(CNN) -- Local leaders across the country were presented Tuesday with the results of a report that calls for the end of a controversial Department of Homeland Security program involving local officials in immigration enforcement.
The Immigration and Customs Enforcement program, known as Secure Communities, seeks to find unauthorized immigrants who have criminal records and deport them. According to ICE, the program is a "simple and common sense" way to carry out its agency's priorities, which include the removal of those who pose a threat to the public or are repeat immigration offenders.
But the report, written by a coalition of community organizations under the umbrella of the National Community Advisory Committee, found that a large number of immigrants being deported were not criminals and that it distracts from local police work.
In more than half a dozen cities Tuesday, groups of activists -- ranging from a handful to dozens -- presented the report to local leaders in an effort to get the federal government to drop the program.
Under the program, law enforcement agencies run the fingerprints of people they arrest through immigration databases, aiming to find illegal immigrants.
Critics have said it results in the deportations of immigrants who are in the United States illegally but have no criminal arrest records.
But federal officials have praised the program, arguing that it allows authorities to catch criminals who could fall through the cracks.
Critics of Secure Communities -- including several state governors -- have argued that is not the case.
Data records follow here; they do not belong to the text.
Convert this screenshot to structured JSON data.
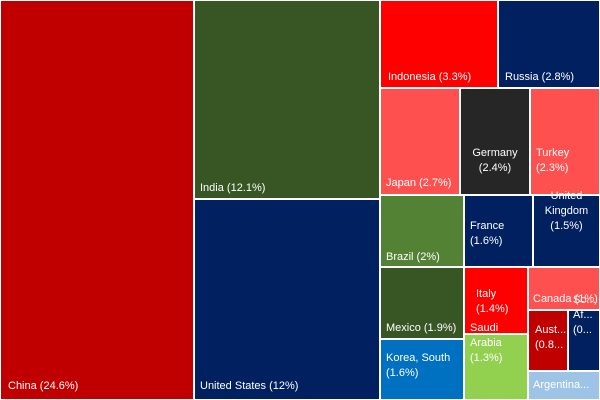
{
  "chart_data": {
    "type": "treemap",
    "title": "",
    "items": [
      {
        "label": "China (24.6%)",
        "name": "China",
        "value": 24.6,
        "color": "#C00000"
      },
      {
        "label": "India (12.1%)",
        "name": "India",
        "value": 12.1,
        "color": "#375623"
      },
      {
        "label": "United States (12%)",
        "name": "United States",
        "value": 12.0,
        "color": "#002060"
      },
      {
        "label": "Indonesia (3.3%)",
        "name": "Indonesia",
        "value": 3.3,
        "color": "#FF0000"
      },
      {
        "label": "Russia (2.8%)",
        "name": "Russia",
        "value": 2.8,
        "color": "#002060"
      },
      {
        "label": "Japan (2.7%)",
        "name": "Japan",
        "value": 2.7,
        "color": "#FF5050"
      },
      {
        "label": "Germany\n(2.4%)",
        "name": "Germany",
        "value": 2.4,
        "color": "#262626"
      },
      {
        "label": "Turkey\n(2.3%)",
        "name": "Turkey",
        "value": 2.3,
        "color": "#FF5050"
      },
      {
        "label": "Brazil (2%)",
        "name": "Brazil",
        "value": 2.0,
        "color": "#548235"
      },
      {
        "label": "France\n(1.6%)",
        "name": "France",
        "value": 1.6,
        "color": "#002060"
      },
      {
        "label": "United\nKingdom\n(1.5%)",
        "name": "United Kingdom",
        "value": 1.5,
        "color": "#002060"
      },
      {
        "label": "Mexico (1.9%)",
        "name": "Mexico",
        "value": 1.9,
        "color": "#375623"
      },
      {
        "label": "Korea, South\n(1.6%)",
        "name": "Korea, South",
        "value": 1.6,
        "color": "#0070C0"
      },
      {
        "label": "Italy\n(1.4%)",
        "name": "Italy",
        "value": 1.4,
        "color": "#FF0000"
      },
      {
        "label": "Saudi\nArabia\n(1.3%)",
        "name": "Saudi Arabia",
        "value": 1.3,
        "color": "#92D050"
      },
      {
        "label": "Canada (1%)",
        "name": "Canada",
        "value": 1.0,
        "color": "#FF5050"
      },
      {
        "label": "Aust...\n(0.8...",
        "name": "Australia",
        "value": 0.8,
        "color": "#C00000"
      },
      {
        "label": "So...\nAf...\n(0...",
        "name": "South Africa",
        "value": 0.7,
        "color": "#002060"
      },
      {
        "label": "Argentina...",
        "name": "Argentina",
        "value": 0.6,
        "color": "#9DC3E6"
      }
    ]
  }
}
In June New York Gov. Mario Cuomo said his state was pulling out of the program because of concerns about "its impact on families, immigrant communities and law enforcement in New York." Massachusetts Gov. Deval Patrick followed suit several days later. And Illinois Gov. Pat Quinn also has said his state was withdrawing from the program.
Activists in Boston, Oakland, Chicago, Los Angeles, Atlanta, Miami, Charlotte, Phoenix and other cities gathered to present copies of the report criticizing Secure Communities Tuesday.
The report concludes that Secure Communities "is a fundamentally flawed program that is beyond repair."
B. Loewe, spokesman for National Day Laborer Organizing Network, one of the groups behind the report, said that it is the most sweeping view of the program.
It found that the program distracts police, diverts their resources and destroys trust with immigrant communities.
"The only way forward is to end this program," he said.
In an August 2 report, the Department of Homeland Security said Secure Communities was active in more than 1,500 jurisdictions across the country.